19年は6月に戦列復帰。先発捕手としての出場は7試合だった。捕手として、キャンプで投手の球を受けられなかった影響は大きかった。「特にそれ、思いました。ジョンソンだったり…」と振り返る。だからこそ「今年も(エドワーズ、ガンケル、スアレスと)新外国人投手がいるので、積極的に。タイミングとかありますが、捕れたらしっかり捕ってコミュニケーションをとって。ピッチャーの球を数多く捕れるようにやっていきたい」と語った。

19年129試合出場の梅野が最大のライバルとなるが「自分のやるべきことをやって。しっかり準備して、結果を出せるようにやっていくだけ」と自身のことに集中している。2月8日に予定されている対外試合初戦(対中日、北谷)出場にも「もちろん、そうやって準備しているので」と闘志をみなぎらせる。

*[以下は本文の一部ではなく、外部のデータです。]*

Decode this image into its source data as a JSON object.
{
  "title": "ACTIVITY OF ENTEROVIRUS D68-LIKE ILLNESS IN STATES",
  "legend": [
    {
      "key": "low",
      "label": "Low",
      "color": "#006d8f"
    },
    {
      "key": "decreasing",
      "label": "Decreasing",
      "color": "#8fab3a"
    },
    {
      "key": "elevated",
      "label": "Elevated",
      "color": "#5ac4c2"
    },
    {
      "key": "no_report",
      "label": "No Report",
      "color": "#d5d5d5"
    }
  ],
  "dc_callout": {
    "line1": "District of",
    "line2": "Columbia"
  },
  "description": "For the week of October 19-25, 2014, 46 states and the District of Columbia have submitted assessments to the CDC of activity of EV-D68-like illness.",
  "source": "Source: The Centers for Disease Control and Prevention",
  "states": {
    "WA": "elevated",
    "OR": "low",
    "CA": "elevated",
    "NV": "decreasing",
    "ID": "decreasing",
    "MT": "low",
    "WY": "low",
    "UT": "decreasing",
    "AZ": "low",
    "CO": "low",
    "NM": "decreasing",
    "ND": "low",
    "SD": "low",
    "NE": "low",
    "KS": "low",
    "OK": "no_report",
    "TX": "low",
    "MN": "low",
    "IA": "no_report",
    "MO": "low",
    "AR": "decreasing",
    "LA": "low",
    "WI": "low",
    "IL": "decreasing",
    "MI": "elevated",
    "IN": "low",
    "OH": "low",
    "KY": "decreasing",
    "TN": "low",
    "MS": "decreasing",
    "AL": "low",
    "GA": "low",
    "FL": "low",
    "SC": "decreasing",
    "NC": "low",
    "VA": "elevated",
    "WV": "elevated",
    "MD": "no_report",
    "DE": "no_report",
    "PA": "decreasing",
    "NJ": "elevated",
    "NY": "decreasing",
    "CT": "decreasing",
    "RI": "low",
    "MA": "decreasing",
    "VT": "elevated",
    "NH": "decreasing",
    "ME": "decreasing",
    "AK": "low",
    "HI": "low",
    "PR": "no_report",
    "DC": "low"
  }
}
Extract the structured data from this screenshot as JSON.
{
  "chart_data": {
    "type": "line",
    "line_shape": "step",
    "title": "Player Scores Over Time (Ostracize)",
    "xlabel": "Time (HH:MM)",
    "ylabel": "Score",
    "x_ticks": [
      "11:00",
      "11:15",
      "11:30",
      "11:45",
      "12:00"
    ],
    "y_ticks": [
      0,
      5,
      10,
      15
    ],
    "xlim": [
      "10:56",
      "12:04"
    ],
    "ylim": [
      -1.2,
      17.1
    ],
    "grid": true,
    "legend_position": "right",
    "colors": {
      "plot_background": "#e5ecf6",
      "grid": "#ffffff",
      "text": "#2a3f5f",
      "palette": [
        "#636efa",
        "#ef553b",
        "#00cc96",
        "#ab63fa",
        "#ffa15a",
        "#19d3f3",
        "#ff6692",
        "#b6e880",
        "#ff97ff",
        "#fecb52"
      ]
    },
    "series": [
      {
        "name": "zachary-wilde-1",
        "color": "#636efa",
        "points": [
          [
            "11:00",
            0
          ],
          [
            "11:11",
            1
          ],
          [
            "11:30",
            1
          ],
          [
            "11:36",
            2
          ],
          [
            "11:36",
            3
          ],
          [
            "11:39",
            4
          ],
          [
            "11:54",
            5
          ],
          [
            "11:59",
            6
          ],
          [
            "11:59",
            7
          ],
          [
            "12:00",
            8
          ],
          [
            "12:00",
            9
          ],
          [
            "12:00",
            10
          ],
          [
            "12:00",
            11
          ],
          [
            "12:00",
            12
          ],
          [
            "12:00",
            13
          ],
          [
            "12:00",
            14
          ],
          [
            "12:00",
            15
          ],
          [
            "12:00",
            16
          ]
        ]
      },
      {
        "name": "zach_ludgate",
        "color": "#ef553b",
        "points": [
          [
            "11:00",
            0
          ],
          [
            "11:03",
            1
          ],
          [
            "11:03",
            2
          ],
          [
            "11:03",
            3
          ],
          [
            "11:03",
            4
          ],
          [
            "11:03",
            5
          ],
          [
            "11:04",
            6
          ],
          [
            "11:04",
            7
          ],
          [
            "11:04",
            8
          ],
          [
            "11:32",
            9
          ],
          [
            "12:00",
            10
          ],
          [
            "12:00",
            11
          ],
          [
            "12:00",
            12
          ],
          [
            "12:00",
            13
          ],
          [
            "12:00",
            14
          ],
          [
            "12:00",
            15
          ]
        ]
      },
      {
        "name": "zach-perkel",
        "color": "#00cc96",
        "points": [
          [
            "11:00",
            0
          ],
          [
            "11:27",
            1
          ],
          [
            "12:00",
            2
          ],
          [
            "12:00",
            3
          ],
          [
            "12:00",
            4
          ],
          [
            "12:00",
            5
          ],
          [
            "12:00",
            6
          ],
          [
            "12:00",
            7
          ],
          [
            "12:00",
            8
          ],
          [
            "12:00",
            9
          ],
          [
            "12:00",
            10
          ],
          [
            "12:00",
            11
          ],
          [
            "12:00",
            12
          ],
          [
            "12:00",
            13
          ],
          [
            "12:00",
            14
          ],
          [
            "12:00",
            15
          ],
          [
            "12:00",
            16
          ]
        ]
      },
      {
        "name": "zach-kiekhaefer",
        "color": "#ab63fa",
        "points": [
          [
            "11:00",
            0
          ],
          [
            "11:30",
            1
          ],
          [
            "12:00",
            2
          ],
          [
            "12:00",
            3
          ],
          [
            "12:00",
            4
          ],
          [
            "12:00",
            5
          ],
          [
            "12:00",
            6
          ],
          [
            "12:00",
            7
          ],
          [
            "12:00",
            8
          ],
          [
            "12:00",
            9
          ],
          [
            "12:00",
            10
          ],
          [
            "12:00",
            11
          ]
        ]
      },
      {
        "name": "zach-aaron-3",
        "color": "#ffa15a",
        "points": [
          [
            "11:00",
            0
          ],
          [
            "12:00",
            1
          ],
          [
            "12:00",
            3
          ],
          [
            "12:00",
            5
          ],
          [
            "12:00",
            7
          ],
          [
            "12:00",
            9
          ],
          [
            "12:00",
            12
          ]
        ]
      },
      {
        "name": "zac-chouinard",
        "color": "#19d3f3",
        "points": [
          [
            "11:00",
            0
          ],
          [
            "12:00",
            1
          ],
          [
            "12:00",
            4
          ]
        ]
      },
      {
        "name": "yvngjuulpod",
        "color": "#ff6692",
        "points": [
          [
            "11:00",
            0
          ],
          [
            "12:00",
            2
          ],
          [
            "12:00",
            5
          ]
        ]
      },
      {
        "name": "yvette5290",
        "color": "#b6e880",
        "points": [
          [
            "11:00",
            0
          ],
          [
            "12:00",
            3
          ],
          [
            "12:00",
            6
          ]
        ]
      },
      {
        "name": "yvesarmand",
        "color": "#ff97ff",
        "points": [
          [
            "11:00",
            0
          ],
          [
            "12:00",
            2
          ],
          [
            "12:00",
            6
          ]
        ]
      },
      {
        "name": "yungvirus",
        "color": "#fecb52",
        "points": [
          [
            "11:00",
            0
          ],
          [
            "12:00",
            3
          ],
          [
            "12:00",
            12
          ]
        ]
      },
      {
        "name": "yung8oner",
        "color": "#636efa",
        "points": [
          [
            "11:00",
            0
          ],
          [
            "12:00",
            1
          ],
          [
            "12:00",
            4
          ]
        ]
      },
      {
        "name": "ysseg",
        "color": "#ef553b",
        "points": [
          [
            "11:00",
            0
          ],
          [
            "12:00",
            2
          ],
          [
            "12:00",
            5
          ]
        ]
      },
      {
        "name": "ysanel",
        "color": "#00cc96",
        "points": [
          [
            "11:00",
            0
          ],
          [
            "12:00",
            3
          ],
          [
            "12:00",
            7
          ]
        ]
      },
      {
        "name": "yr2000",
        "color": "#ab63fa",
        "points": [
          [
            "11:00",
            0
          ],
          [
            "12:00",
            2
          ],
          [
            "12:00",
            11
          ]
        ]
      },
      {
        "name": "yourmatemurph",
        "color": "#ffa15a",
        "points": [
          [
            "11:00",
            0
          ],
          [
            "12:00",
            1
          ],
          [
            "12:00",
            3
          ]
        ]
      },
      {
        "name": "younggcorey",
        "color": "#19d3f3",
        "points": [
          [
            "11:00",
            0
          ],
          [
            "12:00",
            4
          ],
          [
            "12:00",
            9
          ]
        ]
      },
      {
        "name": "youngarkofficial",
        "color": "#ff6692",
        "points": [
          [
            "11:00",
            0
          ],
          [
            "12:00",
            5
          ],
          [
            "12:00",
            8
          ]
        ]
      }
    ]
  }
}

「行くからにはアピールしないといけない。やりたいことは自主トレ期間に全部やってきた」。キャンプに参加できる喜びとともに、勝負のときを迎える高ぶりが抑えきれない様子だった。【松井周治】

<原口の昨年がん闘病経過>

◆手術報告 1月8日に判明した大腸がんについて同31日「先日無事に手術を終えました。順調に回復してます」とツイッターで。

◆2軍合流 3月7日、2軍合流。鳴尾浜の室内練習場でトレーニング開始。

◆1軍復帰即タイムリー 6月4日に1軍登録され、ロッテ戦の9回に代打で登場し、適時二塁打。

◆ただいま! 6月9日の日本ハム戦で同点の9回2死二、三塁で代打に。中前にサヨナラ打を放ち「ただいま!」と絶叫。

◆球宴で2打席連続弾 7月13日の球宴第2戦で、「7番DH」で先発出場。2回の第1打席で、前夜に続き2試合にまたがっての2打席連続本塁打。

◆特別賞 11月のセ・パ理事会で、リーグ特別賞受賞が決まった。「いろいろなことで苦しんでいる方々に勇気や希望を与えられるプレーができるように」と決意表明。